发布时间:2022-08-18 10:14:47浏览:


 


  1.1引言

为什么需要关于科学课题的历史?这个问题最近引起了人们的极大兴趣。这样的历史涉及科学的两个方面。其一是科学与社会之间的关系。那不在本章的讨论范围之内。另一个问题是科学知识是如何获得的,如何被接受为正统的(One is the relationship between science and the society in which it is active. That lies outside the remit of this chapter. The other concerns how scientific knowledge is acquired and comes to be accepted as orthodox)。正是对这些过程的考察构成了本章的框架:“过去是外国在做;他们做的事情不一样。”

为了使放射外科治疗成为可能,必须按表1.1所示组合某些部分。要获得表中列出的要素,需要知识、才能、动机和承诺(require knowledge, talent, motivation, and commitment)。这些品质在Lars·Leksell身上完美地结合在一起。

1.2 LARS LEKSELL(1907-1986)

考虑到他职业生涯的发展方式,有必要指出LEKSELL来自一个富裕的家庭,他们的生活方式有些气派,有大房子、花园和马匹。他获得了许多机会,学习如何练习各种各样的活动,包括骑马、射击和划船。也许对他来说,最有价值的机会之一是在工厂的车间里,他在那里接受了员工如何钻孔和焊接的培训(how to  drill and solder.)。

在瑞典,在大学医院寻求长期任职的医生必须获得相当于博士学位的资格。成功的标准可以说是世界上最严苛的。由于所有的神经外科都在大学医院,这一要求适用于所有的神经外科医生。1945年,在诺贝尔奖得主拉格纳·格拉尼特的指导下,Leksell描述了脊髓γ运动神经元。这种生理学训练使他对中枢神经系统的复杂性有了异常详细的了解。他在回忆录《Hjärnfragment》中描述了Granit对现象学的态度。
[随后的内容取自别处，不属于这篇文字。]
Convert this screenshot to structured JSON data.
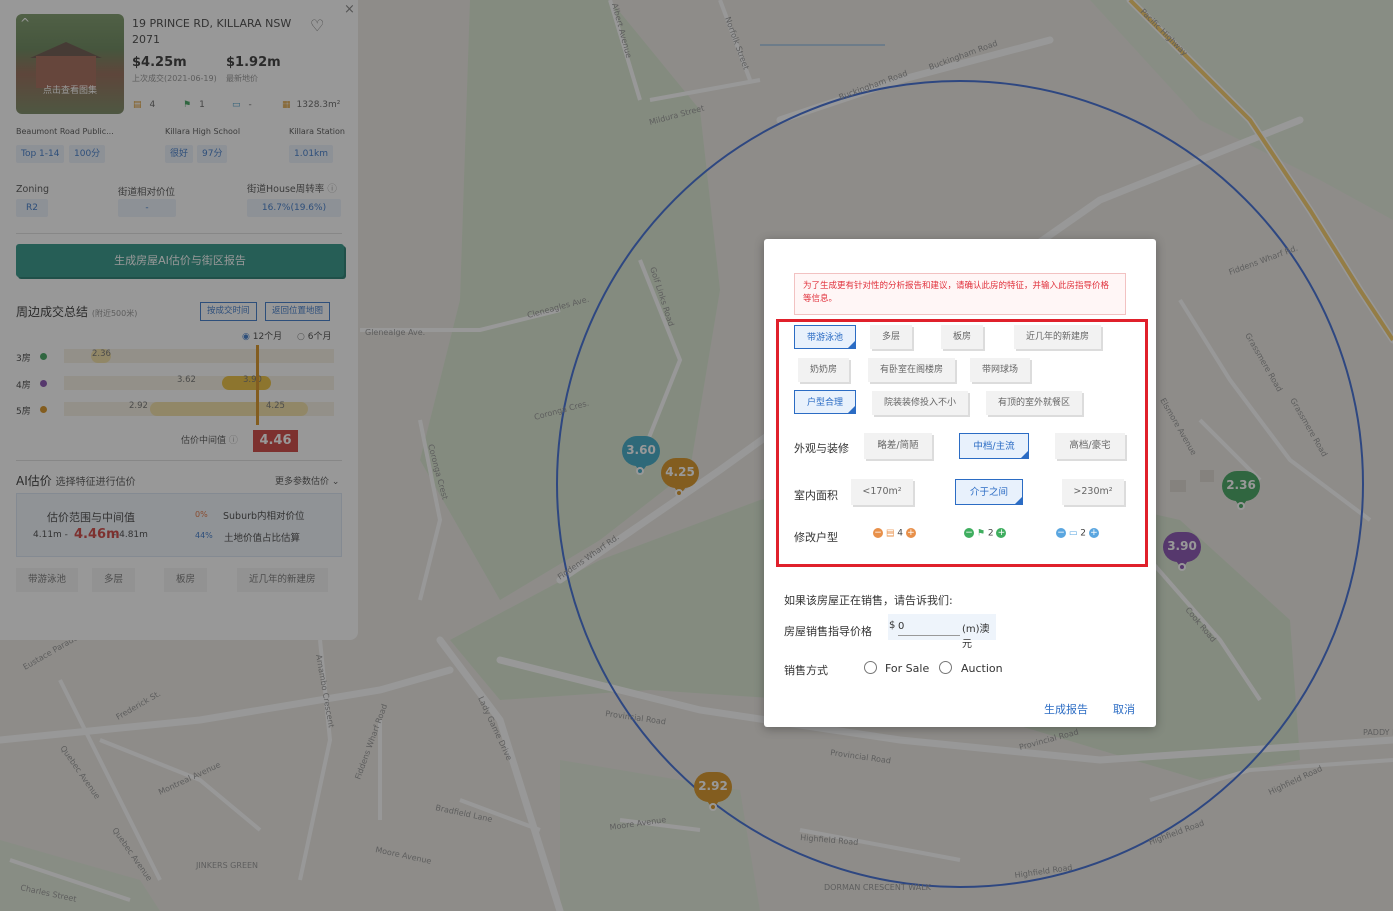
{
  "map": {
    "streets": [
      "Pacific Highway",
      "Buckingham Road",
      "Buckingham Road",
      "Norfolk Street",
      "Albert Avenue",
      "Mildura Street",
      "Golf Links Road",
      "Cleneagles Ave.",
      "Glenealge Ave.",
      "Coronga Cres.",
      "Coronga Crest",
      "Fiddens Wharf Rd.",
      "Fiddens Wharf Rd.",
      "Grassmere Road",
      "Grassmere Road",
      "Elsmore Avenue",
      "Cook Road",
      "Eustace Parade",
      "Frederick St.",
      "Quebec Avenue",
      "Montreal Avenue",
      "Quebec Avenue",
      "Fiddens Wharf Road",
      "Lady Game Drive",
      "Provincial Road",
      "Provincial Road",
      "Provincial Road",
      "Bradfield Lane",
      "Moore Avenue",
      "Moore Avenue",
      "Highfield Road",
      "Highfield Road",
      "Highfield Road",
      "Highfield Road",
      "Charles Street",
      "Arnambo Crescent",
      "JINKERS GREEN",
      "DORMAN CRESCENT WALK",
      "PADDY RESE"
    ],
    "markers": [
      {
        "label": "3.60",
        "color": "#2aa1c0"
      },
      {
        "label": "4.25",
        "color": "#d4890c"
      },
      {
        "label": "2.36",
        "color": "#2e9a4e"
      },
      {
        "label": "3.90",
        "color": "#7b3fa8"
      },
      {
        "label": "2.92",
        "color": "#d4890c"
      }
    ]
  },
  "panel": {
    "photo_caption": "点击查看图集",
    "address": "19 PRINCE RD, KILLARA NSW 2071",
    "last_sold_price": "$4.25m",
    "last_sold_label": "上次成交(2021-06-19)",
    "latest_price": "$1.92m",
    "latest_label": "最新地价",
    "bedrooms": "4",
    "bathrooms": "1",
    "parking": "-",
    "land_area": "1328.3m²",
    "schools": [
      {
        "name": "Beaumont Road Public...",
        "rank": "Top 1-14",
        "score": "100分"
      },
      {
        "name": "Killara High School",
        "rank": "很好",
        "score": "97分"
      },
      {
        "name": "Killara Station",
        "rank": "1.01km"
      }
    ],
    "zoning_label": "Zoning",
    "zoning_value": "R2",
    "relative_price_label": "街道相对价位",
    "relative_price_value": "-",
    "turnover_label": "街道House周转率",
    "turnover_value": "16.7%(19.6%)",
    "report_button": "生成房屋AI估价与街区报告",
    "summary_title": "周边成交总结",
    "summary_sub": "(附近500米)",
    "by_time_button": "按成交时间",
    "back_button": "返回位置地图",
    "period_12": "12个月",
    "period_6": "6个月",
    "rows": [
      {
        "label": "3房",
        "color": "#2e9a4e",
        "min": "2.36",
        "min_value": 2.36,
        "max_value": 2.36
      },
      {
        "label": "4房",
        "color": "#7b3fa8",
        "min": "3.62",
        "max": "3.90",
        "min_value": 3.62,
        "max_value": 3.9
      },
      {
        "label": "5房",
        "color": "#d4890c",
        "min": "2.92",
        "max": "4.25",
        "min_value": 2.92,
        "max_value": 4.25
      }
    ],
    "median_label": "估价中间值",
    "median_value": "4.46",
    "ai_title": "AI估价",
    "ai_sub": "选择特征进行估价",
    "more_params": "更多参数估价",
    "range_title": "估价范围与中间值",
    "range_low": "4.11m -",
    "range_mid": "4.46m",
    "range_high": "- 4.81m",
    "suburb_pct": "0%",
    "suburb_label": "Suburb内相对价位",
    "land_pct": "44%",
    "land_label": "土地价值占比估算",
    "chips": [
      "带游泳池",
      "多层",
      "板房",
      "近几年的新建房"
    ]
  },
  "dialog": {
    "notice": "为了生成更有针对性的分析报告和建议，请确认此房的特征，并输入此房指导价格等信息。",
    "tags": [
      {
        "label": "带游泳池",
        "selected": true
      },
      {
        "label": "多层",
        "selected": false
      },
      {
        "label": "板房",
        "selected": false
      },
      {
        "label": "近几年的新建房",
        "selected": false
      },
      {
        "label": "奶奶房",
        "selected": false
      },
      {
        "label": "有卧室在阁楼房",
        "selected": false
      },
      {
        "label": "带网球场",
        "selected": false
      },
      {
        "label": "户型合理",
        "selected": true
      },
      {
        "label": "院装装修投入不小",
        "selected": false
      },
      {
        "label": "有顶的室外就餐区",
        "selected": false
      }
    ],
    "exterior_label": "外观与装修",
    "exterior_options": [
      {
        "label": "略差/简陋",
        "selected": false
      },
      {
        "label": "中档/主流",
        "selected": true
      },
      {
        "label": "高档/豪宅",
        "selected": false
      }
    ],
    "area_label": "室内面积",
    "area_options": [
      {
        "label": "<170m²",
        "selected": false
      },
      {
        "label": "介于之间",
        "selected": true
      },
      {
        "label": ">230m²",
        "selected": false
      }
    ],
    "layout_label": "修改户型",
    "bed_count": "4",
    "bath_count": "2",
    "car_count": "2",
    "sale_prompt": "如果该房屋正在销售，请告诉我们:",
    "price_label": "房屋销售指导价格",
    "currency": "$",
    "price_value": "0",
    "price_unit": "(m)澳元",
    "sale_method_label": "销售方式",
    "for_sale": "For Sale",
    "auction": "Auction",
    "generate": "生成报告",
    "cancel": "取消"
  }
}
“幸运的是,不需要统计数据,也没有用到。就像Granit说的:“如果你真的看过一次,你可能会相信,如果你看过三次,你可以发表!(‘If you really have seen something once, you may believe it, if you have seen it three times, you can publish!)”从Leksell积累和发表早期伽玛刀研究成果的方式来看,他把这个教训牢记在心。此外,他还观察过史上最伟大的神经外科医生之一Herbert Olivecrona。这个领域的巨人在开颅手术中未能实现低于40%的死亡率,在手术室亲自观察这样的手术留下了持久的印象。

1.2.1 立体定向手术(Stereotaxy

在Leksell的回忆录中还有其他相关的指示。他需要提高大脑的处理能力,他对仪器构造的热爱,这都归功于他小时候接受训练的机械车间。我花了多年的时间研究完美主义的精细机械,也许可以用这样一个论点来辩护:没有任何工具可以对最卓越的机器——人类的大脑——来说足够好。然后过了一会儿,他在评论中提出了鲜明的见解:没有什么工具比握着它的手更好。值得一提的是,他设计的咬骨钳主要用于脊柱工作。这些都是设计精美的乐器。

并非Leksell发明的立体定向手术。这要归功于Horsley 和 Clark,他们发明了一种用于动物实验的仪器。它不能用于人体,因为没有办法确定仪器指向的目标。当Spiegel和Wycis描述了第一个使用气脑造影可视化脑室系统的临床脑图谱,从而识别出可用于定位大脑中靶区的可识别的脑部标志时,这成为了可能。他们的立体定向装置很笨重,与Horsley和Clark的装置有明显的相似之处,并且根据 Cartesian几何原理,通过仪器支架分别横向、向前和向后、向上和向下的平移滑动来实现定位。这是准确的,但笨拙。Leksell设计他熟悉的框架使用的弧线是最简单和可靠的,因此很受欢迎。这使他成为世界上最重要的立体定向手术老师之一。新的想法和解决问题的方法的特点之一是,可能有许多人在不同的地方以不同的方式努力寻求答案。它表达了这样一个事实:新发展的时机已经成熟。因此,在20世纪50年代,至少有40个其他的立体定向仪器被设计出来,尽管没有一个能像Leksell一样产生同样的影响。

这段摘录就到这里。